Antifragile - Hidden Benefit of Chaotic Systems
Although not related to IT, there are ideas worth considering as we think about our systems in the following book:
Antifragile: Things That Gain from Disorder by Nassim Nicholas Taleb
“Just as human bones get stronger when subjected to stress and tension, and rumors or riots intensify when someone tries to repress them, many things in life benefit from stress, disorder, volatility, and turmoil. What Taleb has identified and calls “antifragile” is that category of things that not only gain from chaos but need it in order to survive and flourish.”
The idea is that a bunch of un-aligned, disorganized systems suffer from a bunch of small, recoverable failures which make the whole more resilient. Whereas large, organized, homogeneous systems may suffer from fewer small failures, they are susceptible to larger failures which can lead to catastrophe.

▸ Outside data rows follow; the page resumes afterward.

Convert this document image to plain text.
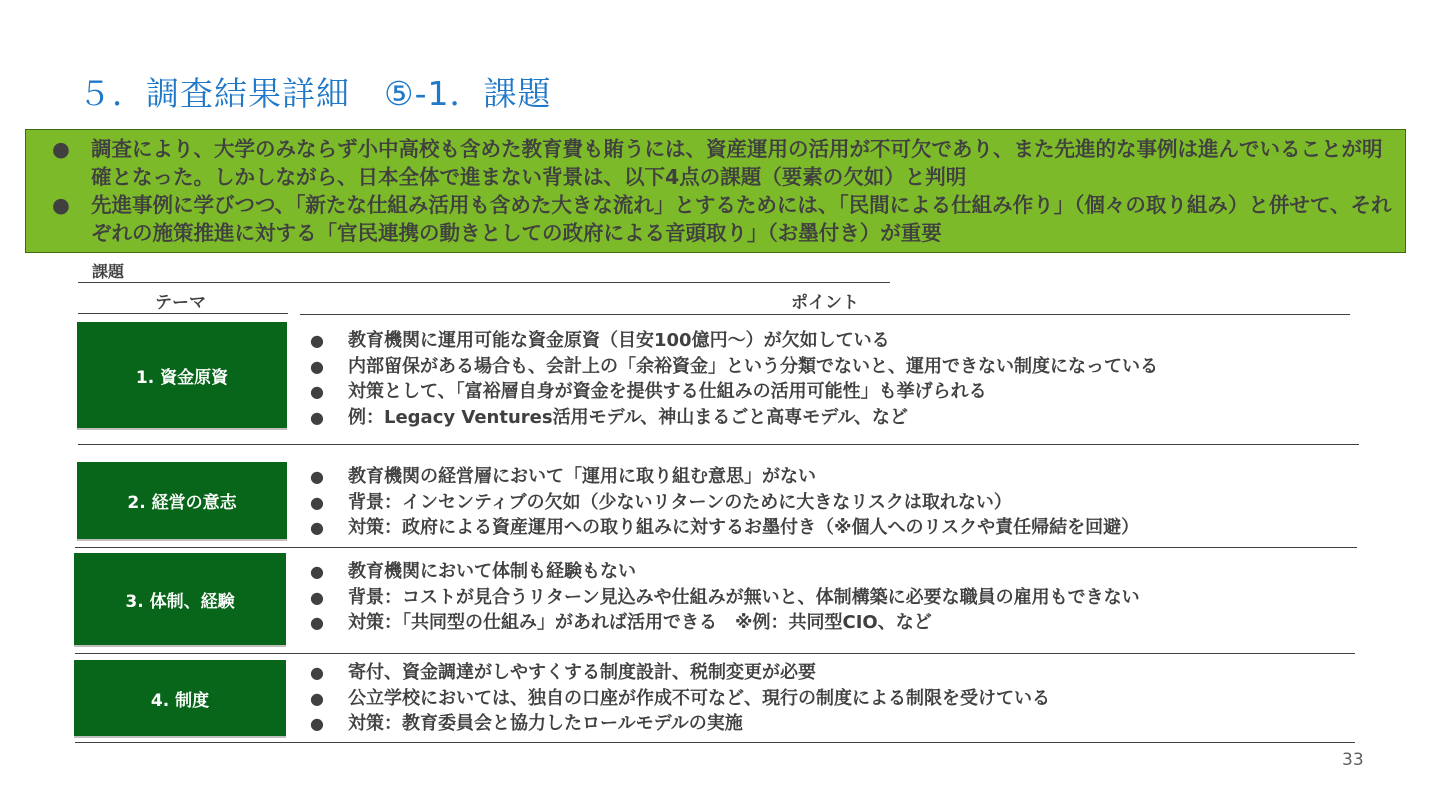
５．調査結果詳細　⑤-1．課題
● 調査により、大学のみならず小中高校も含めた教育費も賄うには、資産運用の活用が不可欠であり、また先進的な事例は進んでいることが明確となった。しかしながら、日本全体で進まない背景は、以下4点の課題（要素の欠如）と判明
● 先進事例に学びつつ、「新たな仕組み活用も含めた大きな流れ」とするためには、「民間による仕組み作り」（個々の取り組み）と併せて、それぞれの施策推進に対する「官民連携の動きとしての政府による音頭取り」（お墨付き）が重要
課題
テーマ	ポイント
1. 資金原資
● 教育機関に運用可能な資金原資（目安100億円～）が欠如している
● 内部留保がある場合も、会計上の「余裕資金」という分類でないと、運用できない制度になっている
● 対策として、「富裕層自身が資金を提供する仕組みの活用可能性」も挙げられる
● 例：Legacy Ventures活用モデル、神山まるごと高専モデル、など
2. 経営の意志
● 教育機関の経営層において「運用に取り組む意思」がない
● 背景：インセンティブの欠如（少ないリターンのために大きなリスクは取れない）
● 対策：政府による資産運用への取り組みに対するお墨付き（※個人へのリスクや責任帰結を回避）
3. 体制、経験
● 教育機関において体制も経験もない
● 背景：コストが見合うリターン見込みや仕組みが無いと、体制構築に必要な職員の雇用もできない
● 対策：「共同型の仕組み」があれば活用できる　※例：共同型CIO、など
4. 制度
● 寄付、資金調達がしやすくする制度設計、税制変更が必要
● 公立学校においては、独自の口座が作成不可など、現行の制度による制限を受けている
● 対策：教育委員会と協力したロールモデルの実施
33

I have seen some evidence of these patterns at work. I worked for years on a product which required an Intel server running RedHat acting as a proxy, an Intel server running Windows handling connectivity with other systems, a Sun server running the SunONE application server, and a Sun server running Oracle (all before Oracle bought Sun!). When I worked in support, a “Severity 1” server down alert might mean an issue with the application server, and a single client would be out of service.
In 2012, significant upgrades were made to our infrastructure. All of those Intel servers for all of our lenders were consolidated onto VMWare clusters. All of our Sun servers were consolidated onto larger Sun servers. Significant savings were realized in infrastructure expenses, and systems became easier to manage. The number of incidents decreased.
But as we consolidated our infrastructure, an outage now had much greater scale. A “Severity 1” server down alert now meant that multiple customers were out of service. As we consolidated our servers, we also consolidated our incidents. A Sev 1 became bigger and more complex. If we were using the number of Sev 1 incidents as a performance metric, were we counting the same thing?
As we look to the cloud, the potential scale is even bigger - here are a few examples:
- How Microsoft Azure’s service went down due to a February 29th bug
- The Linux leap second issue’s impact on Facebook
- An Amazon US East Region outage
What happens when all applications are hosted by Amazon AWS, Microsoft Azure and Google Cloud? When every server runs Linux on Intel?
Given the choice, I don’t think anyone wants to manage a impossible patchwork 1000’s of systems unsupported by vendors that no one understands with different versions of everything. However, the dangers of homogeneous systems should be considered as we design and assess our systems – there can be strength in disorder!